Katherine Torres, now a rising senior at the University of North Georgia, never thought about a career in foreign service before last year, when she attended the Cox-State Department Diplomacy Seminar. The program, sponsored by the Una Chapman Cox Foundation, an organization dedicated to recruiting and retaining foreign service officers, aims to expose underrepresented students to potential careers with the U.S. Department of State.
Now Torres is waiting on security clearance for her new internship with the Department of State. When Torres participated in the seminar, she and her peers did an exercise where they simulated responding to a global pandemic as foreign service officers. The irony isn’t lost on her. That moment piqued her interest.
“To be completely transparent, I had no idea what the Department of State even did before this seminar,” Torres said. “So, this was amazing to find out about all these international careers I didn’t even know existed. The experience completely changed my career track.”
The three-day seminar, which started in 2018, usually brings 28 selected students together for a fully-funded program in Washington D.C., where they meet and network with foreign service officers in small groups and go through a diplomacy simulation, which shows them what it’s like to be an ambassador overseas.

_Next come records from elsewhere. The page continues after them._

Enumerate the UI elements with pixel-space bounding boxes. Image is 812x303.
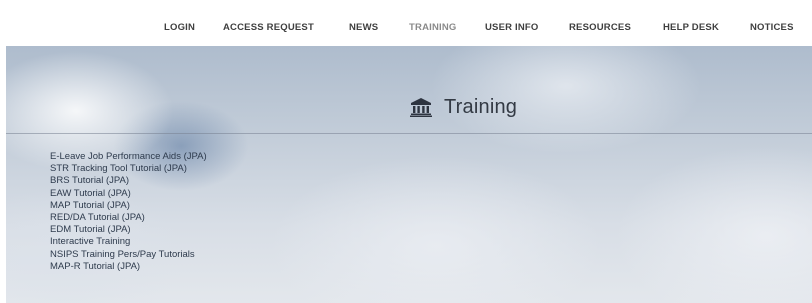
training-link-e-leave-jpa[interactable]: E-Leave Job Performance Aids (JPA) — [50, 151, 207, 163]
nav-news[interactable]: NEWS — [349, 22, 378, 33]
bank-building-icon — [410, 98, 432, 117]
nav-training[interactable]: TRAINING — [409, 22, 457, 33]
training-link-map-tutorial[interactable]: MAP Tutorial (JPA) — [50, 200, 207, 212]
training-link-list: E-Leave Job Performance Aids (JPA) STR T… — [50, 151, 207, 273]
training-link-interactive-training[interactable]: Interactive Training — [50, 236, 207, 248]
training-link-eaw-tutorial[interactable]: EAW Tutorial (JPA) — [50, 188, 207, 200]
training-link-red-da-tutorial[interactable]: RED/DA Tutorial (JPA) — [50, 212, 207, 224]
nav-help-desk[interactable]: HELP DESK — [663, 22, 719, 33]
page-title: Training — [444, 95, 518, 118]
training-link-map-r-tutorial[interactable]: MAP-R Tutorial (JPA) — [50, 261, 207, 273]
page-heading: Training — [410, 94, 517, 120]
nav-resources[interactable]: RESOURCES — [569, 22, 631, 33]
training-link-brs-tutorial[interactable]: BRS Tutorial (JPA) — [50, 175, 207, 187]
nav-user-info[interactable]: USER INFO — [485, 22, 539, 33]
training-link-edm-tutorial[interactable]: EDM Tutorial (JPA) — [50, 224, 207, 236]
training-link-nsips-pers-pay[interactable]: NSIPS Training Pers/Pay Tutorials — [50, 249, 207, 261]
nav-login[interactable]: LOGIN — [164, 22, 195, 33]
top-navigation: LOGIN ACCESS REQUEST NEWS TRAINING USER … — [0, 0, 812, 46]
hero-cloud-background: Training E-Leave Job Performance Aids (J… — [6, 46, 812, 303]
nav-notices[interactable]: NOTICES — [750, 22, 794, 33]
nav-access-request[interactable]: ACCESS REQUEST — [223, 22, 314, 33]
training-link-str-tracking-tool[interactable]: STR Tracking Tool Tutorial (JPA) — [50, 163, 207, 175]
title-divider — [6, 133, 812, 134]
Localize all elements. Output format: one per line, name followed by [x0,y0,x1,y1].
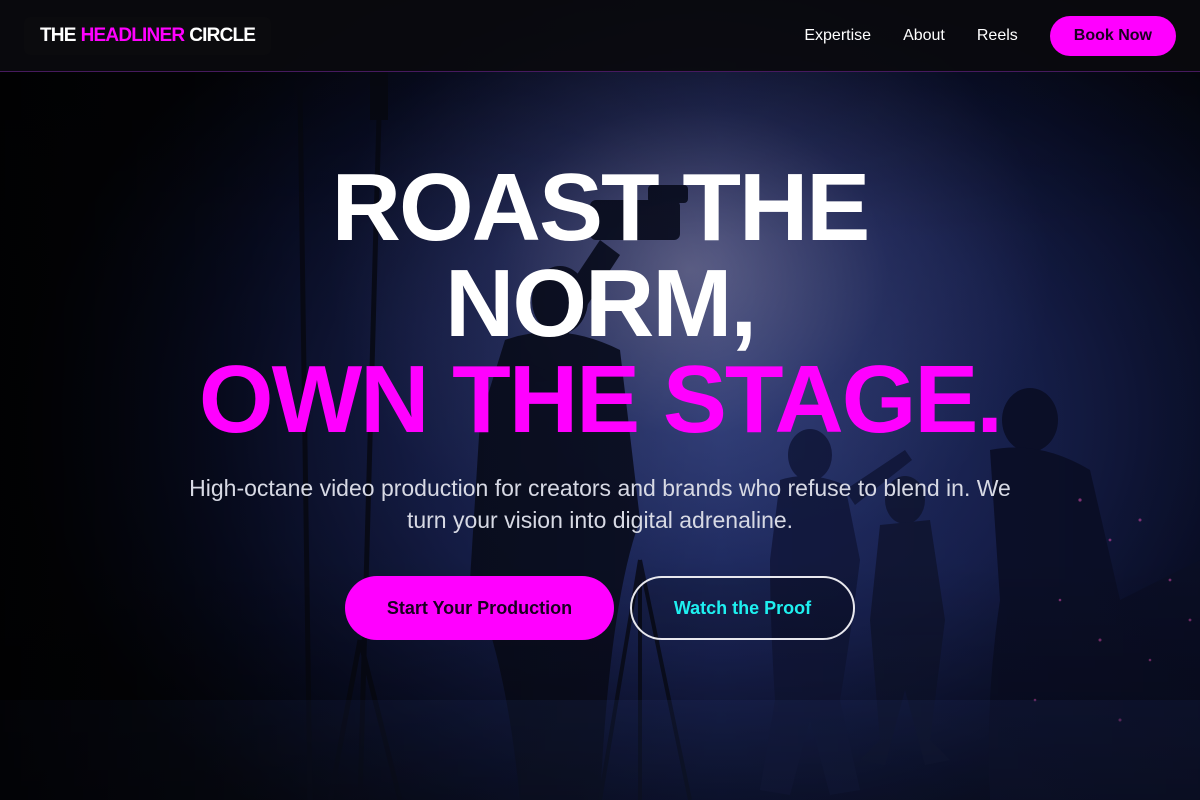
hero-subtitle: High-octane video production for creator… [189,475,1011,533]
logo-word-headliner: HEADLINER [80,24,185,46]
hero-section: ROAST THE NORM, OWN THE STAGE. High-octa… [0,72,1200,800]
logo-word-circle: CIRCLE [189,24,256,46]
hero-headline: ROAST THE NORM, OWN THE STAGE. [0,160,1200,448]
watch-proof-button[interactable]: Watch the Proof [630,576,855,640]
brand-logo[interactable]: THE HEADLINER CIRCLE [24,16,272,55]
book-now-button[interactable]: Book Now [1049,15,1176,56]
nav-link-about[interactable]: About [903,27,945,45]
site-header: THE HEADLINER CIRCLE Expertise About Ree… [0,0,1200,72]
headline-line-2: NORM, [445,250,757,357]
headline-line-3: OWN THE STAGE. [198,346,1003,453]
headline-line-1: ROAST THE [331,154,871,261]
start-production-button[interactable]: Start Your Production [345,576,614,640]
nav-link-expertise[interactable]: Expertise [804,27,871,45]
nav-link-reels[interactable]: Reels [977,27,1018,45]
main-nav: Expertise About Reels Book Now [772,15,1176,56]
logo-word-the: THE [40,24,76,46]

The first year, there were 250 applicants. The next year, 500. Applications are now open for this year’s seminar, a five-day virtual event from Oct. 18 through 22, held in partnership with the U.S. Department of State and the CloseUp Foundation. Applications, due Aug. 26, will be reviewed on a rolling basis, and applicants will be notified of their acceptance by Sept. 18.

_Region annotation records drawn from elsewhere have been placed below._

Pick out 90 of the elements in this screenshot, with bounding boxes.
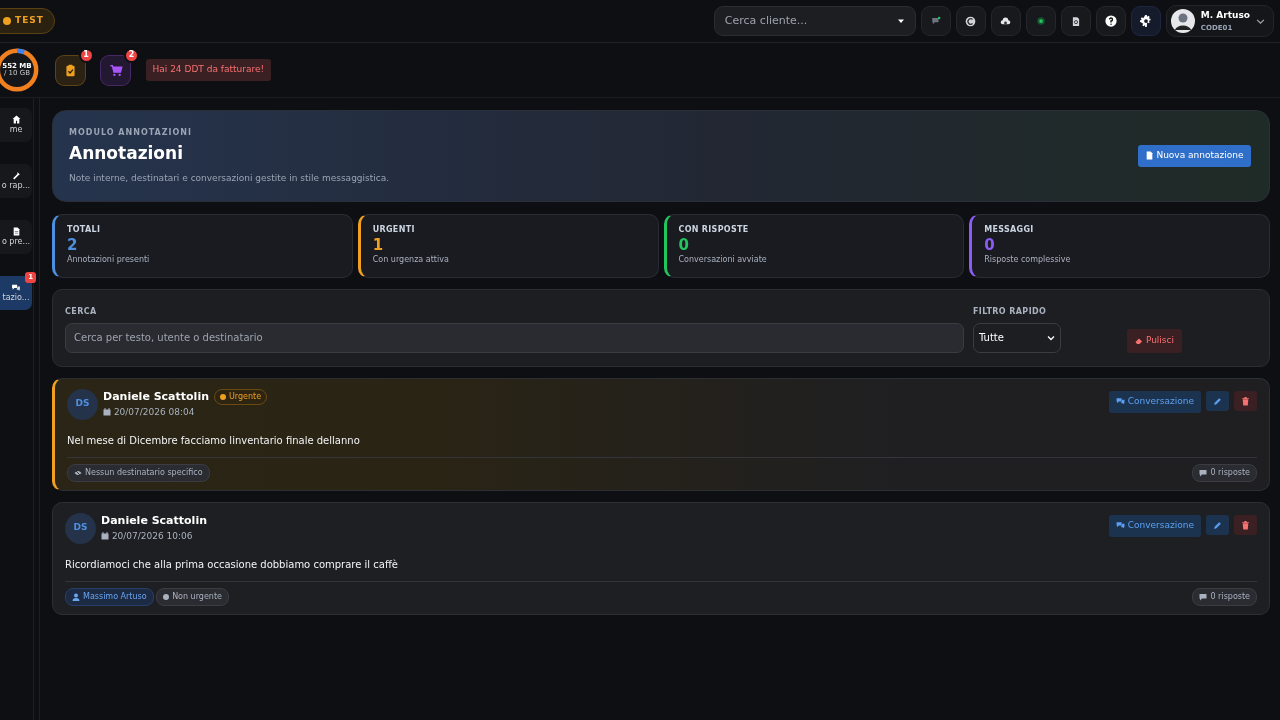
hidden-icon (74, 468, 82, 477)
avatar: DS (67, 388, 98, 420)
clipboard-button[interactable] (54, 54, 86, 86)
no-recipient-tag: Nessun destinatario specifico (67, 463, 210, 482)
stat-label: TOTALI (67, 224, 102, 236)
module-label: MODULO ANNOTAZIONI (69, 127, 193, 139)
stat-value: 2 (67, 236, 79, 254)
settings-icon (1139, 15, 1152, 27)
author-name: Daniele Scattolin (103, 389, 209, 405)
eraser-icon (1135, 336, 1143, 345)
document-icon (1070, 15, 1081, 27)
sidebar-item[interactable]: o rap... (0, 164, 32, 198)
author-name: Daniele Scattolin (101, 513, 207, 529)
sidebar-item[interactable]: o pre... (0, 220, 32, 254)
replies-count: 0 risposte (1192, 587, 1257, 606)
note-date: 20/07/2026 10:06 (101, 529, 207, 543)
delete-button[interactable] (1234, 391, 1257, 411)
notification-badge: 2 (124, 47, 139, 63)
stat-caption: Annotazioni presenti (67, 254, 151, 266)
chevron-icon (1256, 16, 1265, 26)
edit-button[interactable] (1206, 515, 1229, 535)
stat-caption: Risposte complessive (984, 254, 1072, 266)
trash-icon (1241, 520, 1250, 530)
filter-label: FILTRO RAPIDO (973, 305, 1048, 318)
toolbar-button[interactable] (1130, 6, 1161, 36)
trash-icon (1241, 396, 1250, 406)
user-name: M. Artuso (1200, 9, 1250, 22)
note-date: 20/07/2026 08:04 (103, 405, 268, 419)
replies-count: 0 risposte (1192, 463, 1257, 482)
page-title: Annotazioni (69, 142, 184, 165)
chevron-icon (1047, 333, 1055, 342)
notification-badge: 1 (78, 47, 94, 63)
status-dot-icon (3, 17, 11, 25)
note-text: Nel mese di Dicembre facciamo linventario finale dellanno (67, 433, 361, 448)
edit-button[interactable] (1206, 391, 1229, 411)
chat-icon (11, 282, 21, 292)
pencil-icon (1213, 520, 1222, 530)
help-icon (1104, 15, 1117, 27)
page-subtitle: Note interne, destinatari e conversazioni gestite in stile messaggistica. (69, 171, 390, 185)
alert-message: Hai 24 DDT da fatturare! (145, 59, 272, 81)
search-label: CERCA (65, 305, 98, 318)
toolbar-button[interactable] (990, 6, 1021, 36)
stat-label: MESSAGGI (984, 224, 1035, 236)
document-icon (11, 226, 21, 236)
toolbar-button[interactable] (1060, 6, 1091, 36)
comment-icon (1199, 468, 1208, 477)
chat-icon (1115, 521, 1125, 531)
toolbar-button[interactable] (955, 6, 986, 36)
document-icon (1144, 151, 1154, 161)
recipient-tag: Massimo Artuso (65, 587, 154, 606)
stat-value: 0 (984, 236, 996, 254)
status-dot-icon (220, 394, 226, 401)
delete-button[interactable] (1234, 515, 1257, 535)
home-icon (11, 114, 21, 124)
tools-icon (11, 170, 21, 180)
status-dot-icon (1035, 16, 1046, 26)
cloud-icon (1000, 15, 1012, 27)
clear-button[interactable]: Pulisci (1127, 329, 1182, 353)
sidebar-item[interactable]: me (0, 108, 32, 142)
stat-caption: Conversazioni avviate (678, 254, 768, 266)
chat-icon (1115, 397, 1125, 407)
user-icon (72, 592, 80, 601)
stat-value: 1 (372, 236, 385, 254)
search-field[interactable]: Cerca per testo, utente o destinatario (65, 322, 964, 353)
toolbar-button[interactable] (1095, 6, 1126, 36)
conversation-button[interactable]: Conversazione (1108, 515, 1201, 537)
note-text: Ricordiamoci che alla prima occasione dobbiamo comprare il caffè (65, 557, 399, 572)
storage-meter (0, 47, 40, 93)
pencil-icon (1213, 396, 1222, 406)
new-note-button[interactable]: Nuova annotazione (1137, 145, 1251, 167)
calendar-icon (101, 532, 109, 540)
caret-icon (896, 17, 905, 25)
stat-label: URGENTI (372, 224, 416, 236)
avatar: DS (65, 512, 96, 544)
cart-button[interactable] (100, 54, 131, 86)
client-search-dropdown[interactable]: Cerca cliente... (713, 6, 916, 36)
filter-dropdown[interactable]: Tutte (973, 322, 1061, 353)
avatar-icon (1170, 9, 1195, 33)
environment-label: TEST (15, 14, 44, 28)
comment-icon (1199, 592, 1208, 601)
stat-value: 0 (678, 236, 690, 254)
chat-icon (930, 16, 941, 26)
urgent-badge: Urgente (214, 389, 268, 406)
status-dot-icon (163, 593, 170, 600)
conversation-button[interactable]: Conversazione (1108, 391, 1201, 413)
coin-icon (965, 15, 977, 27)
stat-label: CON RISPOSTE (678, 224, 750, 236)
calendar-icon (103, 408, 111, 416)
stat-caption: Con urgenza attiva (372, 254, 450, 266)
urgency-tag: Non urgente (156, 587, 229, 606)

Though the format of the seminar has changed, the goal remains the same: to introduce minority students of all majors to these fields, in a setting where they get individualized attention from and quality time with foreign service officers.
For Torres, one of the key takeaways was just “how many different channels” there are to foreign service work. For example, her roommate, an engineering major, learned about STEM-related jobs at the Department of State during the program.